Medellín ha iniciado el 2026 con una preocupante escalada de violencia, al registrar 13 homicidios en los primeros ocho días del año, según datos de la Corporación para la Defensa de los Derechos Humanos y el Ambiente (Corpades) y el Sistema de Información para la Seguridad y la Convivencia (SISC). Este balance, actualizado hasta las 10:00 de la mañana del 8 de enero con dos muertes adicionales, revela solo dos jornadas sin homicidios violentos, en contraste con las seis registradas en el mismo período de 2025. Los hechos se concentran en el centro y las periferias de la ciudad, afectando comunas como Robledo, Belén, La Candelaria, Doce de Octubre y Manrique, así como los corregimientos de San Cristóbal y San Sebastián de Palmitas.
Entre las víctimas se encuentran Carlos Enrique Restrepo Sánchez, asesinado el 1 de enero en Santa Elena; Jhonatan Fernando Toro Rincón, también el 1 de enero en La Iguaná de Robledo; Jhon Henderson Fernández Romero, de 18 años, el 2 de enero en Altavista de Belén; Egelman de Jesús Tamayo Osorio y Luisa María Mejía Mosquera en Prado de La Candelaria; Kevin Álvarez, el 3 de enero con arma cortopunzante en La Loma de San Cristóbal; Areimy Valentina Quintero Paz, de 20 años y nacionalidad venezolana, el 6 de enero en Kennedy de Doce de Octubre; Yennifer Pérez Gutiérrez, de 25 años, el mismo día en Versalles Número 1 de Manrique; un hombre estadounidense de entre 40 y 45 años, golpeado el 6 de enero en la Universidad Nacional cuya pareja sentimental fue capturada; Sergio Alfredo Zabala Galeano, de 62 años, víctima de una agresión ocurrida el 1 de enero y fallecido el 6 en la Estación Villa; Óscar Leonardo Correa Tejada, el 7 de enero en Palmitas de San Sebastián de Palmitas; Benji José Ardila Estivenson, el 8 de enero en San Benito de La Candelaria; y Gustavo Andrés Morales Pico, también el 8 de enero en La Loma de San Cristóbal. Estos crímenes involucran armas de fuego, cortopunzantes y agresiones físicas, e incluyen al menos dos presuntos feminicidios, conflictos de convivencia, violencia de género e intrafamiliar.

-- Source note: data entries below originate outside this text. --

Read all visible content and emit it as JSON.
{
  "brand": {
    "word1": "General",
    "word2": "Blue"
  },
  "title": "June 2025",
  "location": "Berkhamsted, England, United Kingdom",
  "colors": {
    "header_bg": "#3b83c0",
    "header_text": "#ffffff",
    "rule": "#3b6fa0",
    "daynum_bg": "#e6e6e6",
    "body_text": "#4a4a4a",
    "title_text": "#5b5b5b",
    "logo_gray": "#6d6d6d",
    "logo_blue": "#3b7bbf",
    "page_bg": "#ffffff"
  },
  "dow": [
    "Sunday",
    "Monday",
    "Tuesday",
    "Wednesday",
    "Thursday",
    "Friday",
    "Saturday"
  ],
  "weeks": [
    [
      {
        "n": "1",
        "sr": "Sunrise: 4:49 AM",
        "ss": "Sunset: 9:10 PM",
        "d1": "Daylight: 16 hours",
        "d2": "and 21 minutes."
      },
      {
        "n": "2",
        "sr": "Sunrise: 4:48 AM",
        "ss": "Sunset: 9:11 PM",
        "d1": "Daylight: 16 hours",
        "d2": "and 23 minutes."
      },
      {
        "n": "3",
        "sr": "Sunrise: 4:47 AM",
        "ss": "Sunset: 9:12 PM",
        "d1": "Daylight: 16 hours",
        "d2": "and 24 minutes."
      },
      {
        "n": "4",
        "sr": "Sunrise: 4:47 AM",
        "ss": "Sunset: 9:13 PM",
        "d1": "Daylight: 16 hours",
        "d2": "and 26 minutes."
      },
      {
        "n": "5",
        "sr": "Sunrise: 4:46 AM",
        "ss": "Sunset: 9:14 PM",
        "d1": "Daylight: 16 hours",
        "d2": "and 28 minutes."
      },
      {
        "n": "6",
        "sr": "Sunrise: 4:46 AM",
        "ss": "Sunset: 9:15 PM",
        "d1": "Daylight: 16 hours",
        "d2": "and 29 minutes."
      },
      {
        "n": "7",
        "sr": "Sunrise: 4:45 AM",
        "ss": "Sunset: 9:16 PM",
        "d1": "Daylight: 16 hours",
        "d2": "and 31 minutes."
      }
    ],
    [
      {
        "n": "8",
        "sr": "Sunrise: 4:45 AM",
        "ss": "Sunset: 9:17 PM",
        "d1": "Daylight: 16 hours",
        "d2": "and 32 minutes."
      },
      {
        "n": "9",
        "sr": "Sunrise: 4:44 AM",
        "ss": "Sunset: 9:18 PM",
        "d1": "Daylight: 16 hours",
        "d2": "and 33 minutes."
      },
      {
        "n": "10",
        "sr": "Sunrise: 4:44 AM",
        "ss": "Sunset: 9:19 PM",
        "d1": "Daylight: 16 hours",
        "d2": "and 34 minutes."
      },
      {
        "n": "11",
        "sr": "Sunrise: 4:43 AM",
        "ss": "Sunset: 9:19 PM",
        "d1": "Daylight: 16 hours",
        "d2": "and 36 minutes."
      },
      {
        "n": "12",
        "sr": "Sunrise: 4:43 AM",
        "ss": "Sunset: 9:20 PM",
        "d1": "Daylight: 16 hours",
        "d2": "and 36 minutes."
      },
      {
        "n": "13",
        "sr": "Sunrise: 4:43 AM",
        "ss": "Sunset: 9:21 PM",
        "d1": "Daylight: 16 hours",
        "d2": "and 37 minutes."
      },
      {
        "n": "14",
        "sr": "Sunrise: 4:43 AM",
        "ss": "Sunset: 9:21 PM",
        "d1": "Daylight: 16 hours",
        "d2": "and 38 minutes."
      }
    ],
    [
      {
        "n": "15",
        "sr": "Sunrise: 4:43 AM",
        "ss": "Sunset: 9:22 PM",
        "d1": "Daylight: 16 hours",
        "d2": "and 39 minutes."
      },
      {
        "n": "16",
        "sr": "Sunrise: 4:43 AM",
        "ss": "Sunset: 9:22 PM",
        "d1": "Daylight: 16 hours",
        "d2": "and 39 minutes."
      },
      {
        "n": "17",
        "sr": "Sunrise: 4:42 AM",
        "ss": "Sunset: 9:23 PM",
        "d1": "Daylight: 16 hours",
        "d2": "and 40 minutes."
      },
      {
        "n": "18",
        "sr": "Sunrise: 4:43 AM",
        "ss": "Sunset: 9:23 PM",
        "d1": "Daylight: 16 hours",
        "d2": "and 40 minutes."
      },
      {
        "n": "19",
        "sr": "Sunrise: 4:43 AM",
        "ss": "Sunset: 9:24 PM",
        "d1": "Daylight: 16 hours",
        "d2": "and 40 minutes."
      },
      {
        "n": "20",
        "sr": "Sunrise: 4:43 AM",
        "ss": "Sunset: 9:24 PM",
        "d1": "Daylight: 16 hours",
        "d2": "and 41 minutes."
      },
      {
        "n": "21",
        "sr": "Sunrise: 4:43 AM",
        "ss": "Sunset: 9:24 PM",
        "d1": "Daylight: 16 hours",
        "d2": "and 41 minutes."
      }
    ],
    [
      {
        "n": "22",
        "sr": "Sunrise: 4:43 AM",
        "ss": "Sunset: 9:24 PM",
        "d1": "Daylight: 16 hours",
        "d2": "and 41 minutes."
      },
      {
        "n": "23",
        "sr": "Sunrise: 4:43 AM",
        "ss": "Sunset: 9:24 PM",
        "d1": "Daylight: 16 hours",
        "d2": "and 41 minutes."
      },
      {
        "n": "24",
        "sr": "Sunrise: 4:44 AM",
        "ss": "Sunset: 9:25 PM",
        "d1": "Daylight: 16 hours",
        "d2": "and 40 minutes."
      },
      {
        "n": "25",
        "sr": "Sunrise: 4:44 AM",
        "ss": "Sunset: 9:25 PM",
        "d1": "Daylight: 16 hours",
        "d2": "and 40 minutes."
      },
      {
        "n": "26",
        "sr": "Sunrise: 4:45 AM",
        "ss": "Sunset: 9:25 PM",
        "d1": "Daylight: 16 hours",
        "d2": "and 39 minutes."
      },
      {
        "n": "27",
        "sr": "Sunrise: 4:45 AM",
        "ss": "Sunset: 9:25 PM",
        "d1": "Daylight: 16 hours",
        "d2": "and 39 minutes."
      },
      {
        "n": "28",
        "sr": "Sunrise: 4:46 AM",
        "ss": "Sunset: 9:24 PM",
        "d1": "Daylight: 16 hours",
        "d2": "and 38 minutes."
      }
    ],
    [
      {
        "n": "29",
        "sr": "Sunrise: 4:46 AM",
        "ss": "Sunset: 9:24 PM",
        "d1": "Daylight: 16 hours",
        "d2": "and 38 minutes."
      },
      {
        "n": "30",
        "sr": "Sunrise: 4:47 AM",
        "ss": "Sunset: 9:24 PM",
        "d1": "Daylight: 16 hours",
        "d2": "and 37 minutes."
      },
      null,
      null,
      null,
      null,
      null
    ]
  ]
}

Raíces estructurales de la violencia persistente
La persistencia del crimen organizado, las estructuras armadas ilegales que operan en más del 90 por ciento de la ciudad y los conflictos sociales explican esta ola de muertes, advierte Corpades, que cuestiona la insuficiencia del control policial y la judicialización sin abordar las causas profundas. Aunque se reportan avances en el Espacio Sociojurídico de la cárcel La Paz de Itagüí, estos no han logrado una reversión estructural de la problemática.
«La violencia en la ciudad no responde solo a la lógica de bandas y territorios: la convivencia, la violencia intrafamiliar y de género siguen alimentando las cifras»
Corpades
La organización reclama una política pública integral que ataque las raíces estructurales de la violencia, en un contexto donde el contraste con el año anterior evidencia un retroceso en los esfuerzos por la convivencia ciudadana.